Like the Pinnacle Soft, the Rush is fitted with 332 icosahedral dimples to ensure consistent and powerful ball flight. The purpose of this design is to produce a more penetrating ball flight, which can usually result in a bit more distance. Lastly, you can choose white or yellow to enjoy these balls.
Pros and Cons
- Consistent and powerful flight
- Boosts the transfer of energy from the clubface to the golf ball
- Restricts long-game spin
- Affordable price tag
- Generates accelerated ball speed
- Minimal greenside control
- Hard feel
Overall Score: 85/100
Does Pinnacle make good golf balls?
Yes, Pinnacle with the guidance of Acushnet Holdings Corp, produces good golf balls for high handicappers. Their products are built for slow and mid-swing speeds seeking distance, accuracy, and consistency.
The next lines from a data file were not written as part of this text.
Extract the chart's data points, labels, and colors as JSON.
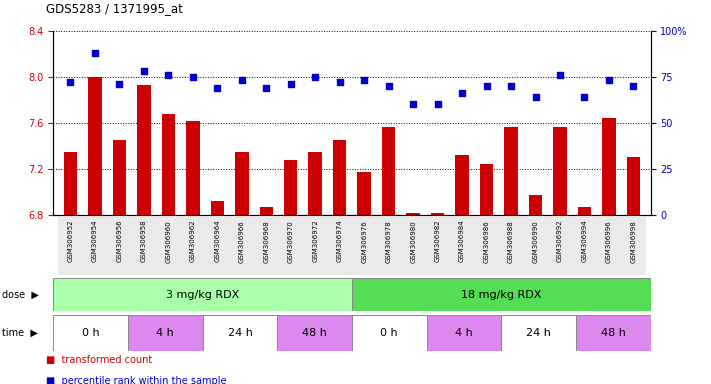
{
  "title": "GDS5283 / 1371995_at",
  "samples": [
    "GSM306952",
    "GSM306954",
    "GSM306956",
    "GSM306958",
    "GSM306960",
    "GSM306962",
    "GSM306964",
    "GSM306966",
    "GSM306968",
    "GSM306970",
    "GSM306972",
    "GSM306974",
    "GSM306976",
    "GSM306978",
    "GSM306980",
    "GSM306982",
    "GSM306984",
    "GSM306986",
    "GSM306988",
    "GSM306990",
    "GSM306992",
    "GSM306994",
    "GSM306996",
    "GSM306998"
  ],
  "bar_values": [
    7.35,
    8.0,
    7.45,
    7.93,
    7.68,
    7.62,
    6.92,
    7.35,
    6.87,
    7.28,
    7.35,
    7.45,
    7.17,
    7.56,
    6.82,
    6.82,
    7.32,
    7.24,
    7.56,
    6.97,
    7.56,
    6.87,
    7.64,
    7.3
  ],
  "dot_values": [
    72,
    88,
    71,
    78,
    76,
    75,
    69,
    73,
    69,
    71,
    75,
    72,
    73,
    70,
    60,
    60,
    66,
    70,
    70,
    64,
    76,
    64,
    73,
    70
  ],
  "ylim_left": [
    6.8,
    8.4
  ],
  "ylim_right": [
    0,
    100
  ],
  "yticks_left": [
    6.8,
    7.2,
    7.6,
    8.0,
    8.4
  ],
  "yticks_right": [
    0,
    25,
    50,
    75,
    100
  ],
  "bar_color": "#cc0000",
  "dot_color": "#0000cc",
  "dose_groups": [
    {
      "label": "3 mg/kg RDX",
      "start": 0,
      "end": 12,
      "color": "#aaffaa"
    },
    {
      "label": "18 mg/kg RDX",
      "start": 12,
      "end": 24,
      "color": "#55dd55"
    }
  ],
  "time_groups": [
    {
      "label": "0 h",
      "start": 0,
      "end": 3,
      "color": "#ffffff"
    },
    {
      "label": "4 h",
      "start": 3,
      "end": 6,
      "color": "#dd88ee"
    },
    {
      "label": "24 h",
      "start": 6,
      "end": 9,
      "color": "#ffffff"
    },
    {
      "label": "48 h",
      "start": 9,
      "end": 12,
      "color": "#dd88ee"
    },
    {
      "label": "0 h",
      "start": 12,
      "end": 15,
      "color": "#ffffff"
    },
    {
      "label": "4 h",
      "start": 15,
      "end": 18,
      "color": "#dd88ee"
    },
    {
      "label": "24 h",
      "start": 18,
      "end": 21,
      "color": "#ffffff"
    },
    {
      "label": "48 h",
      "start": 21,
      "end": 24,
      "color": "#dd88ee"
    }
  ],
  "legend_items": [
    {
      "label": "transformed count",
      "color": "#cc0000"
    },
    {
      "label": "percentile rank within the sample",
      "color": "#0000cc"
    }
  ]
}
Do Pinnacle golf balls go farther?
That said, the lower compression of the Pinnacle golf balls may well prove to deliver longer distances for slower swing speeds.
Are Pinnacle and Titleist golf balls the same?
Although the brands both belong to Acushnet Holdings Corp and are developed in Fairhaven, Massachusetts, their golf balls are not the same. Pinnacle products are entry-level 2-piece constructions built to serve high handicappers almost exclusively.
Conversely, Titleist golf balls cater to mid and low-handicap amateurs and professionals. Titleist is renowned for creating the famed Tour ball, the Pro V1, which is technologically leaps and bounds ahead of any Pinnacle.
What is the difference between Pinnacle rush and soft?
The difference between the Pinnacle Rush and Soft is compression rating and color offerings. The Pinnacle Soft features the lowest compression rating, dipping into the mid-40s, while the Rush is slightly higher.
The lower rating on the Soft makes them ideal for slower swingers, while the higher rate Rush works for moderate swing speeds. In addition, the Rush is offered in white and yellow, while the Soft is sold in pink and white.
Are Pinnacle golf balls hard?
Although Pinnacle golf balls contain a low compression rating, they feel firm. It is particularly noticeable on short game shots where feel comes into play.
Pinnacle played an integral role in my development when I first got on the course. They are affordable, forgiving, low spinning, and long golf balls that did what I needed them to as a beginner. It is a shame that the brand does not possess the option previously available to the public, but at least they are still producing.
If you are a high handicapper searching for value distance constructions, the best Pinnacle golf balls are worth exploring. My recommendation for slower swingers is to test the Soft range for improved ball speed, straight flight, and increased distance.